Authenticating with OKTA via OpenID Connect

Click the create App Integration button.

Select the following options and then click Next.

Enter the following information and then click the Save button.

App Integration Name:
EzeScan WebApps

Grant Type:
Implicit (hybrid)

Sign-in redirect URIs:
https://server.domain.com/signin-oidc

Sign-out redirect URIs:
https://server.domain.com/signout-callback-oidc

Controlled Access:
Allow everyone in your organization to access

After the application has been created click the copy button next to the Client ID and record this down for later use.

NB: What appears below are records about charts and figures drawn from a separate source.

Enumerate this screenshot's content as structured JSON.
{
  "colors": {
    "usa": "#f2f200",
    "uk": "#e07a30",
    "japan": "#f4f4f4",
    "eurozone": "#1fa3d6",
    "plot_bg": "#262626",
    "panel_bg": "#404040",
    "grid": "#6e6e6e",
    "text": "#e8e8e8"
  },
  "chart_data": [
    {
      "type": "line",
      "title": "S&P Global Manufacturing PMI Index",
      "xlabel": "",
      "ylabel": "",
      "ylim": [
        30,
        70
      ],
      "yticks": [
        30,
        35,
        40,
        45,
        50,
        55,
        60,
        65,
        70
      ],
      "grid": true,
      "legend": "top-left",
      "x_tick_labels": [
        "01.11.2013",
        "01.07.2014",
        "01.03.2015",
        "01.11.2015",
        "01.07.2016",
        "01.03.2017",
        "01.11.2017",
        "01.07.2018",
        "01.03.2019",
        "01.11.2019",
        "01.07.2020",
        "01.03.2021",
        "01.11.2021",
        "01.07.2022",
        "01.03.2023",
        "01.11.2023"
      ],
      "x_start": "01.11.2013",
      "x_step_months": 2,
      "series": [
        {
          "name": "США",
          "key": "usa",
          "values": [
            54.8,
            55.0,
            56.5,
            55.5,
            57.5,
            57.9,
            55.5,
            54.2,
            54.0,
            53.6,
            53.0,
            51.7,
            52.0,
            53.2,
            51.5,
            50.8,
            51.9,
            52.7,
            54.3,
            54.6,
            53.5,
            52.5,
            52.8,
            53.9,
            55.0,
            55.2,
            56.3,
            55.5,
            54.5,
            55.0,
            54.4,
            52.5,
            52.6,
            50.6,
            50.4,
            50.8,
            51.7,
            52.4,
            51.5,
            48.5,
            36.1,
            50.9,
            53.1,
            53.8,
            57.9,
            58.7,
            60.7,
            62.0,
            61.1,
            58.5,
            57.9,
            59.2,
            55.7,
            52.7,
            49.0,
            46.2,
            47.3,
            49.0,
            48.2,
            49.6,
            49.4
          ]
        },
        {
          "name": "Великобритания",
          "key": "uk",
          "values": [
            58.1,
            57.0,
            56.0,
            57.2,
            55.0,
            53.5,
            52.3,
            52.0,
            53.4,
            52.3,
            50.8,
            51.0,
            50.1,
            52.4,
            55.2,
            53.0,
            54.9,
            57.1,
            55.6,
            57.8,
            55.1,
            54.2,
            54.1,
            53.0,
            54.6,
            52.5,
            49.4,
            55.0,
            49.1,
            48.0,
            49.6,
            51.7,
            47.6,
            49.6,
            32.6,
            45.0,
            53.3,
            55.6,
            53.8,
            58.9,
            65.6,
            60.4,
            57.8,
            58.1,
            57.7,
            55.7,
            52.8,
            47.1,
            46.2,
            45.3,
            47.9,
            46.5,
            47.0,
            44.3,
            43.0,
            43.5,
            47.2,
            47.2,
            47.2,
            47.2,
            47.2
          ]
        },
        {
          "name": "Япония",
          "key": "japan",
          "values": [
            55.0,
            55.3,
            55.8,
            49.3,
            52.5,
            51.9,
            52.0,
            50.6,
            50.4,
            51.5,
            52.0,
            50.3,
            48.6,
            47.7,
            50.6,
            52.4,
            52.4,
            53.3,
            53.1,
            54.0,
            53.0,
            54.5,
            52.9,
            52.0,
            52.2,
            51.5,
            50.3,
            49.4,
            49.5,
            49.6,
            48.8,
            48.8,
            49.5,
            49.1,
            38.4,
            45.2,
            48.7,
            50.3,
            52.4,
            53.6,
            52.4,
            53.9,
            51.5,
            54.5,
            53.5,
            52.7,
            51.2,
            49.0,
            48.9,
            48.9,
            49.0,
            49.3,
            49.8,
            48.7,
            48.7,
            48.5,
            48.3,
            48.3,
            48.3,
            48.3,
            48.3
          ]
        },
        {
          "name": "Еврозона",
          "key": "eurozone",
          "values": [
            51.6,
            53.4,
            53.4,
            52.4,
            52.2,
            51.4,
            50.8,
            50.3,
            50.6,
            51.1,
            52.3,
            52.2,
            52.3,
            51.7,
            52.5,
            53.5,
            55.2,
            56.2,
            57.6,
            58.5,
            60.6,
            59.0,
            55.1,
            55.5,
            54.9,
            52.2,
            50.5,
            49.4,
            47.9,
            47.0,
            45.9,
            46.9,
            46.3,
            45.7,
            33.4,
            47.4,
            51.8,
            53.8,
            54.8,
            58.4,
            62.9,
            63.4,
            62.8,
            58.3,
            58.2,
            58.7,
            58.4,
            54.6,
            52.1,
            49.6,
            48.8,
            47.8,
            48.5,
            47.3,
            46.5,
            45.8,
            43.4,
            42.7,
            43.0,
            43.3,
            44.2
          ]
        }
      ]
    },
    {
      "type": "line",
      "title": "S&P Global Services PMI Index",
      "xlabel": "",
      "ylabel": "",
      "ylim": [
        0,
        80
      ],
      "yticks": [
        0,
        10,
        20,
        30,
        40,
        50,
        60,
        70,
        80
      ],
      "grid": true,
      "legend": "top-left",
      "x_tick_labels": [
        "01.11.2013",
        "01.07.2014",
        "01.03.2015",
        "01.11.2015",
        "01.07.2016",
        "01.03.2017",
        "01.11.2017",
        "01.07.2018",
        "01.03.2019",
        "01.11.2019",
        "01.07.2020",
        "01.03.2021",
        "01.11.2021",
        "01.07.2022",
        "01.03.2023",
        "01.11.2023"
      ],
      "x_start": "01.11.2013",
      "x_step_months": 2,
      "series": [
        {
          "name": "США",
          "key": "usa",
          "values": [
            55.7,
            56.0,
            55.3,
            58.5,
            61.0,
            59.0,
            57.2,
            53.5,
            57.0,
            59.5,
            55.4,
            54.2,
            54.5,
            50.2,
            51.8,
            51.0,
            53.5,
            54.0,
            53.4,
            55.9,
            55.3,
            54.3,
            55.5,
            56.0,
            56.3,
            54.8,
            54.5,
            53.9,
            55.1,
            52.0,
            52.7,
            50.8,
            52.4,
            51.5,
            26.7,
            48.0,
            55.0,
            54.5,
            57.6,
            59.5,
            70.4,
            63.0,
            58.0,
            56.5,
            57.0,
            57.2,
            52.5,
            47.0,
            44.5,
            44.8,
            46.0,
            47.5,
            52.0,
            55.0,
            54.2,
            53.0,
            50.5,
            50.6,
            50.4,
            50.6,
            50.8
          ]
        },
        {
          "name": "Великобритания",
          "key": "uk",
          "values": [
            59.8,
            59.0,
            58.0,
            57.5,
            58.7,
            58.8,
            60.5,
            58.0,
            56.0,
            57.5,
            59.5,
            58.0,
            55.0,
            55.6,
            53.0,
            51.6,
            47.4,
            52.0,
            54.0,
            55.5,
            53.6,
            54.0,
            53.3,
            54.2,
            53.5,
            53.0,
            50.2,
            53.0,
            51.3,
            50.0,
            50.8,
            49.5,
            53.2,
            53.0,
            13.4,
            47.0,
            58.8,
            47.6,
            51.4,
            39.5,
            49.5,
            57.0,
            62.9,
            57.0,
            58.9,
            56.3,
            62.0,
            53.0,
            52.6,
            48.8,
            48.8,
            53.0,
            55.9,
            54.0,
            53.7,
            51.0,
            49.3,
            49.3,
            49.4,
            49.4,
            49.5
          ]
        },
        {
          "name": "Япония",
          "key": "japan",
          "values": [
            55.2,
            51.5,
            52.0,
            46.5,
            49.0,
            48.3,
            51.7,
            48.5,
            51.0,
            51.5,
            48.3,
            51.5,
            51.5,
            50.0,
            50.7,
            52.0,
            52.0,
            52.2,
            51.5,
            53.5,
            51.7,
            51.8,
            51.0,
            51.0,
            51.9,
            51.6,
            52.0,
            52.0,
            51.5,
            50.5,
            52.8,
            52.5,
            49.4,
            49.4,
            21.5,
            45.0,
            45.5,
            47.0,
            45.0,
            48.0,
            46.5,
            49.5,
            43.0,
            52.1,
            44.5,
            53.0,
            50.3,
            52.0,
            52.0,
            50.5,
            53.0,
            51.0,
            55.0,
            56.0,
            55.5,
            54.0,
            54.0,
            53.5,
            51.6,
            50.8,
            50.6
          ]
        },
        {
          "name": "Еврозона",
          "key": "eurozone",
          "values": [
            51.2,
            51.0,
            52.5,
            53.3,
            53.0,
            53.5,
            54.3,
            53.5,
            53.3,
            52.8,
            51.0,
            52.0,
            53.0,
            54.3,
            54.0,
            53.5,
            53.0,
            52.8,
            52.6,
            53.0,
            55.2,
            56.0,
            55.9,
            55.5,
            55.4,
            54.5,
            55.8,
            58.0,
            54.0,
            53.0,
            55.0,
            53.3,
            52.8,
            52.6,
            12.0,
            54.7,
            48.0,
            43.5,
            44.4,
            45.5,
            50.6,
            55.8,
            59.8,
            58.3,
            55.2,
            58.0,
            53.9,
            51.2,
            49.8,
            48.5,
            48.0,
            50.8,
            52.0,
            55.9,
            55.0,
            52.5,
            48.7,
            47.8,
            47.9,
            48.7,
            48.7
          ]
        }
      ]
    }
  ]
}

Locate the appsettings.json file found in the root directory of your EzeScan WebApps installation directory.

Edit the appsettings.json file using your favorite text editor and modify the Authentication section to contain the following:

"Authentication":{
      "EnableApiKey":true,
      "Providers":{
         "OpenIdConnect": {
            "Scope": ["openid", "profile", "email", "groups"],
            "SaveTokens": true,
            "Authority": "https://dev-56650000.okta.com",
            "ClientId": "0oaaizbuuki3vGHdj5d7",
            "MetadataAddress": "https://dev-56650000.okta.com/.well-known/openid-configuration",
              "TokenValidationParameters": {
                 "NameClaimType": "name",
                 "RoleClaimType": "groups"
               }
         }
      }
   }

Save the appsettings.json file.

Restart the IIS App Pool that runs EzeScan WebApps.

Navigate to your EzeScan WebApps site and click the Login button.

Try logging in as a valid OKTA user.

After successfully logging in you will be redirected back to EzeScan WebApps and in the top right hand corner you should see your display name.

Navigate to the user settings by clicking on the username in the top right and clicking the Settings option in the drop down.

Confirm that the users email address is displaying correctly.